Однако я также не заметила ни одной подозрительно личности, что могла бы, при ближайшем рассмотрении, оказаться небезызвестным нам мошенником. Но, посмотрев на брегет, я несколько успокоилась. Времени до назначенного часа оставалось еще предостаточно.
Пока же мы с Сергеем Александровичем решили, что будем создавать вид празднопрогуливающихся и вскоре вовсе смешались с толпой. Чтобы не вызвать ничьих подозрений, мы купили блинов с семгой, горячего сбитня, а затем решили прокатиться на «дилижанах». Мне, по понятным причинам, не было весело. Очень уж окружающий меня антураж напоминал тот самый день, когда мы так же гуляли на площади, а в это время в селезневском особняке…
По тем же понятным причинам я изо всех сил старалась скрыть свое дурное настроение и все более растущее беспокойство. Однако похоже, что оно вполне успело передаться Сержу, потому что он перестал пытаться меня развеселить и сам погрузился в угрюмую молчаливость, так не свойственную его натуре. Мы двое, должно быть, по своему внутреннему расположению, являли разительный контраст с окружающей обстановкой и прочими гуляющими.

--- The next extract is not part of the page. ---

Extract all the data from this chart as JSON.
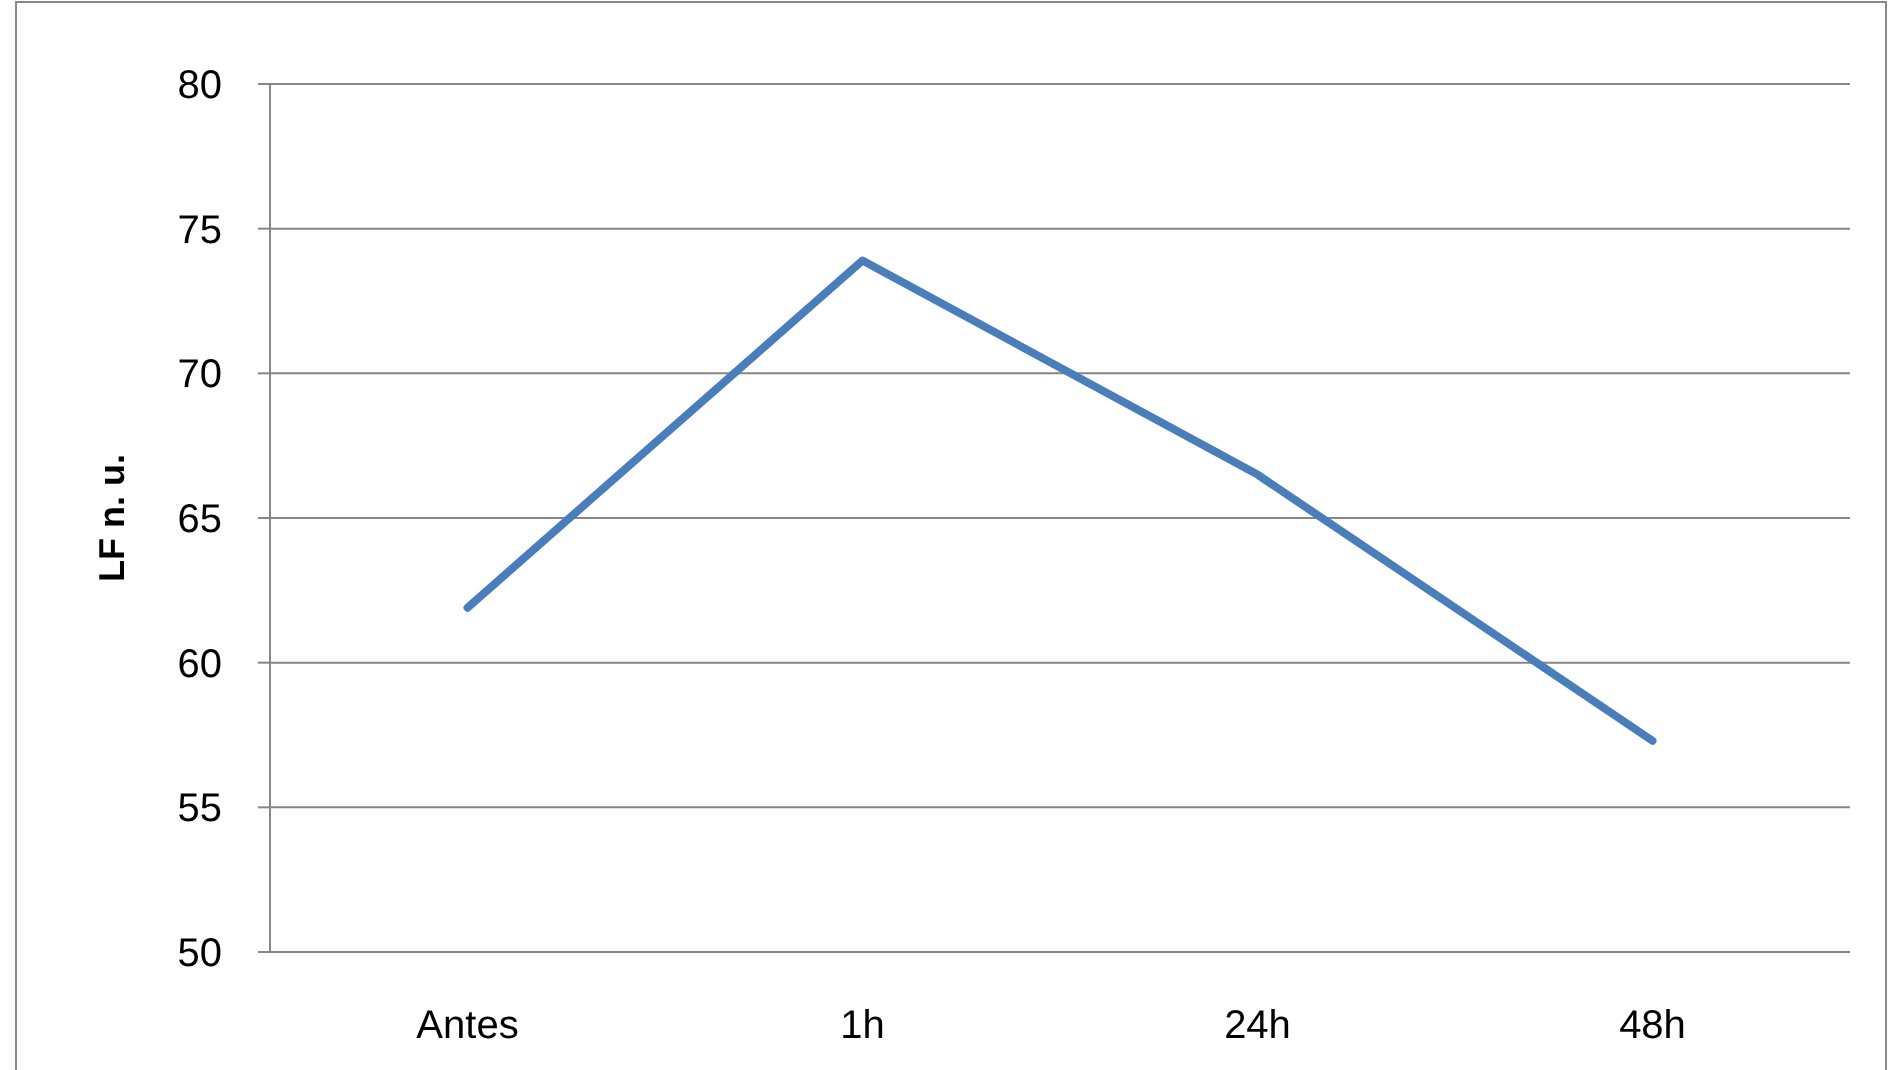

Без пяти минут десять, я увидела, как из остановившихся на Московской улице саней, вышел генерал Селезнев. В руках у него был знакомый мне саквояж. Его превосходительство немного постоял, как бы в нерешительности, окинул взглядом открывавшийся вид и, широкими, уверенными шагами направился к балагану. Мы с Лопатиным, не спеша, двинулись в том же направлении.
Представление в балагане только что закончилось, и зрители понемногу начали расходиться. Его превосходительство заглянул внутрь разноцветного шатра и, исчезнув там всего лишь на пару минут, вышел. На обратном его пути к саням, мы столкнулись, и по его короткому, отчаянному и молящему взгляду, я тут же поняла внутреннее состояние его превосходительства. От этого мое настроение еще более ухудшилось. И, тем не менее, мы остановились и даже перебросились несколькими, ничего не значащими фразами. Затем генерал Селезнев, не в силах скрыть своего волнения, удалился, а мы продолжили свою прогулку.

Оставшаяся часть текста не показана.